Cost of lavish Christmas lights display offset by simple measures

December 20, 2002

OAK RIDGE, Tenn., Dec. 20, 2002 -- If you're wondering just how much your neighborhood Clark Griswold is paying to brighten the town with Christmas lights visible from outer space, the answer varies significantly from one part of the country to another.

In Knoxville, for example, a display on the order of Griswold's in "National Lampoon's Christmas Vacation" -- 100 strings each with 100 miniature lights (41 watts per string), one 100-watt Santa figure and a 450-watt set of floodlights illuminating a nativity scene - would generate added costs of $63. That's assuming the lights (totaling 4,650 watts) are left on seven hours per day for 30 days.

A New Yorker with the same display would be paying an extra $136 to spread holiday cheer, while a jolly homeowner in Hawaii would see an extra $160 on his or her electric bill. At the other end of the spectrum, a homeowner in Seattle would be paying just $50 for the same display, while a homeowner in Idaho Falls would be paying just an extra $53.

Whatever the added expense, homeowners can offset most or all of the additional cost of a light display with some simple energy-saving techniques in other areas of their home that will provide year-round cost savings. Research within the Buildings Technology Center of the Department of Energy's Oak Ridge National Laboratory has demonstrated a variety of ways homeowners can save money on energy bills.

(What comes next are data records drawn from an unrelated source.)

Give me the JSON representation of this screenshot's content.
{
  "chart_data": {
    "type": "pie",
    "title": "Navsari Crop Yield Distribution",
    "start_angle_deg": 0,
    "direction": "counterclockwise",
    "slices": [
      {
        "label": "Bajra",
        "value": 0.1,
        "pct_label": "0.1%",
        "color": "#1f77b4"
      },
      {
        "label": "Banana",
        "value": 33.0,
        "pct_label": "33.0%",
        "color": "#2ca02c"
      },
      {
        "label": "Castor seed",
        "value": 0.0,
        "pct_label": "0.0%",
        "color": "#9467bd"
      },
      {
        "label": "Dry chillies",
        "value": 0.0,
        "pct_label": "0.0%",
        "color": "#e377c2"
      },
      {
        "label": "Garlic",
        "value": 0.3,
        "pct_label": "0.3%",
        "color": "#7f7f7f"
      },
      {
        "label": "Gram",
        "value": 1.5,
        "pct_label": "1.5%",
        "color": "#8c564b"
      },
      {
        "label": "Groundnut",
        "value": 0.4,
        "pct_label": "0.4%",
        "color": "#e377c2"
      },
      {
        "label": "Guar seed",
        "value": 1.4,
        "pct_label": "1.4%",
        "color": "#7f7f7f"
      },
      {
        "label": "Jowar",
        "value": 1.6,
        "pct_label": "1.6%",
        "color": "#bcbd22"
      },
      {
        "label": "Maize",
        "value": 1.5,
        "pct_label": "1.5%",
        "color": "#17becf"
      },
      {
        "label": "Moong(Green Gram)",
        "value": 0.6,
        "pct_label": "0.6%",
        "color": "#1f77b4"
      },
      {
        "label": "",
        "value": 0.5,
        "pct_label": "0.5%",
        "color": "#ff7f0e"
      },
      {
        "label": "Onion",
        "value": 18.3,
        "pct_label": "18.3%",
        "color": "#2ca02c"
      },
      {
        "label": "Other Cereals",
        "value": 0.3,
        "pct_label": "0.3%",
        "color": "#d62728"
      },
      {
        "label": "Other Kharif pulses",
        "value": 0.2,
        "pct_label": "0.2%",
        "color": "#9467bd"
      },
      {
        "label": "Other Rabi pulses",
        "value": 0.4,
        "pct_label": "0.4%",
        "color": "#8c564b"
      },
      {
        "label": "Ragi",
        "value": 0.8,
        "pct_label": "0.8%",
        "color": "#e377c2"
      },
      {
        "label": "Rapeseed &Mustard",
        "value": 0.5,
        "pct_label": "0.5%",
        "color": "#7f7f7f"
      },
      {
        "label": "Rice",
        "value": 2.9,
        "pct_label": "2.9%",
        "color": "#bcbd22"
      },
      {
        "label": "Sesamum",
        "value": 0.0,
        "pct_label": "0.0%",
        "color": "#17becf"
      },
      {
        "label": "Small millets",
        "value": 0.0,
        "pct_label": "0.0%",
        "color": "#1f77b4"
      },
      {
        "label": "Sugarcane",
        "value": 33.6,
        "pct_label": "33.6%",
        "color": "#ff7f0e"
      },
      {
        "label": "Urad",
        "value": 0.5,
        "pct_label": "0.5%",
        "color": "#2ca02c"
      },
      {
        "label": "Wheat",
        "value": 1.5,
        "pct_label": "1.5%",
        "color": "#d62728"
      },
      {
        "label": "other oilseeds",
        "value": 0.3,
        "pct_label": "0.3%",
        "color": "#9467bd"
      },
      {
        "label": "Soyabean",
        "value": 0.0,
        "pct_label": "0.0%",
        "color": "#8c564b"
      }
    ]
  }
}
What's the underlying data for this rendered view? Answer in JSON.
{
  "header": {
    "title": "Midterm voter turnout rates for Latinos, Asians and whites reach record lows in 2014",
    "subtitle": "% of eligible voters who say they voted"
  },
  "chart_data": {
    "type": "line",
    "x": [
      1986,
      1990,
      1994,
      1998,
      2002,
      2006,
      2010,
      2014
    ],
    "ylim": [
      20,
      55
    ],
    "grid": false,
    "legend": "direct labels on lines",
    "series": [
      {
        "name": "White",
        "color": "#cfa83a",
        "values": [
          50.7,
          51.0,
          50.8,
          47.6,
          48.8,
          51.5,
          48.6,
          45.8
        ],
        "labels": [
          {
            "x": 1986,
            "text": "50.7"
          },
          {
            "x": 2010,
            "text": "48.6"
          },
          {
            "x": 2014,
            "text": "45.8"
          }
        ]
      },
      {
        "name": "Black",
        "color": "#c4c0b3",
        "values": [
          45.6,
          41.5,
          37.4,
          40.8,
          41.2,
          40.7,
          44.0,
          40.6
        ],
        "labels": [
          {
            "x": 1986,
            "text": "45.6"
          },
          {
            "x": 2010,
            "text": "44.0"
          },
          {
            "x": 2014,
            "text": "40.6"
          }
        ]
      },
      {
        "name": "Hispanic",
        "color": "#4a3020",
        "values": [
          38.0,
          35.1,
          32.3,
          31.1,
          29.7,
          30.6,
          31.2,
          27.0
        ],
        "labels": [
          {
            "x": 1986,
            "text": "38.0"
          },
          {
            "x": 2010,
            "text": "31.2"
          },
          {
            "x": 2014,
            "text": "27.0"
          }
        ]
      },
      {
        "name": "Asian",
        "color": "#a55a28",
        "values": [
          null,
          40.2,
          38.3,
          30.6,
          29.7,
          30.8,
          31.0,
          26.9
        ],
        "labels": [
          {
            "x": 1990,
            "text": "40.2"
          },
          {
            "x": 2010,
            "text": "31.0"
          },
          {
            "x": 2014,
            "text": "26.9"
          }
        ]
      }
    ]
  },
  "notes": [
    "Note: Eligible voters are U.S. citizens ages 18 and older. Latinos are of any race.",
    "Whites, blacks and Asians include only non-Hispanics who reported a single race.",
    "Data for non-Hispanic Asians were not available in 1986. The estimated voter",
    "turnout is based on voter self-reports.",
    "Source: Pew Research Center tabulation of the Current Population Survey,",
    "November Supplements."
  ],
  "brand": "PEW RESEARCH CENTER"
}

"There are several simple and low-cost measures that a homeowner can take to realize anywhere from $10 to several hundred dollars of savings per year," said Mike Gettings, a researcher in ORNL's Engineering Science and Technology Division.

Looking at electricity rates around the nation, the highest (cents per kilowatt-hour/kwh) are in Alaska and Hawaii (Pacific Noncontiguous), where residents pay an average of 14.42 cents/kwh, while the lowest rates are in the East South Central, which is made up of Alabama, Kentucky, Mississippi and Tennessee. There, the average rate is 6.43 cents/kwh.

A more modest light display of 10 strings of 100 miniature lights and one 100-watt lighted Santa (510 watts total) in various parts of the country would cost as follows:

-- New England (Connecticut, Maine, Massachusetts, New Hampshire, Rhode Island and Vermont): $22.52 (11.17 cents per kwh);
-- Middle Atlantic (New Jersey, New York and Pennsylvania): $22.96 (11.39 cents per kwh);
-- East North Central (Illinois, Indiana, Michigan, Ohio and Wisconsin): $16.57 (8.22 cents per kwh);
-- West North Central (Iowa, Kansas, Minnesota, Missouri, Nebraska, North Dakota and South Dakota): $14.82 (7.35 cents per kwh);
-- South Atlantic (Delaware, District of Colombia, Florida, Georgia, Maryland, North Carolina, South Carolina, Virginia and West Virginia): $15.52 (7.7 cents per kwh);
-- East South Central (Alabama, Kentucky, Mississippi and Tennessee): $12.96; (6.43 cents per kwh);
-- West South Central (Arkansas, Louisiana, Oklahoma and Texas): $15.66 (7.77 cents per kwh);
-- Mountain (Arizona, Colorado, Idaho, Montana, Nevada, New Mexico, Utah and Wyoming): $14.96 (7.42 cents per kwh);
-- Pacific Contiguous (California, Oregon and Washington): $17.60 (8.73 cents per kwh); and
-- Pacific Noncontiguous (Alaska and Hawaii): $29 (14.42 cents per kwh).

Moving indoors, in Knoxville, for example, the cost of lighting a Christmas tree with six strings of 100 mini-lights (41 watts per string) would be about $3.35 for the month. In New York, that cost would be $7.21.

ORNL researchers have found that a homeowner can reduce his or her energy bill by as much as $50 per year simply by turning the water heater setting down to 120 degrees Fahrenheit. Or, when it's time to replace the water heater, installing a residential heat pump water heater is an option that will pay the homeowner back with lower monthly bills in less than three years. The heat pump water heater was developed at ORNL and received an R&D 100 award in 2000 from R&D Magazine.

Another way to save money on energy bills and one with less initial cost than a heat pump water heater is to add air sealing around windows and doors, which can save up to $135 per year in the Northeast, $119 in the Midwest, $38 in the West and $74 in the South. Other cost-saving measures with initial costs ranging from just a few dollars to a few hundred include adding attic insulation, installing a programmable thermostat for heating systems, installing low-flow shower heads, installing wall insulation and replacing incandescent light bulbs with more efficient fluorescent bulbs.
ORNL is a multiprogram facility managed for DOE by UT-Battelle.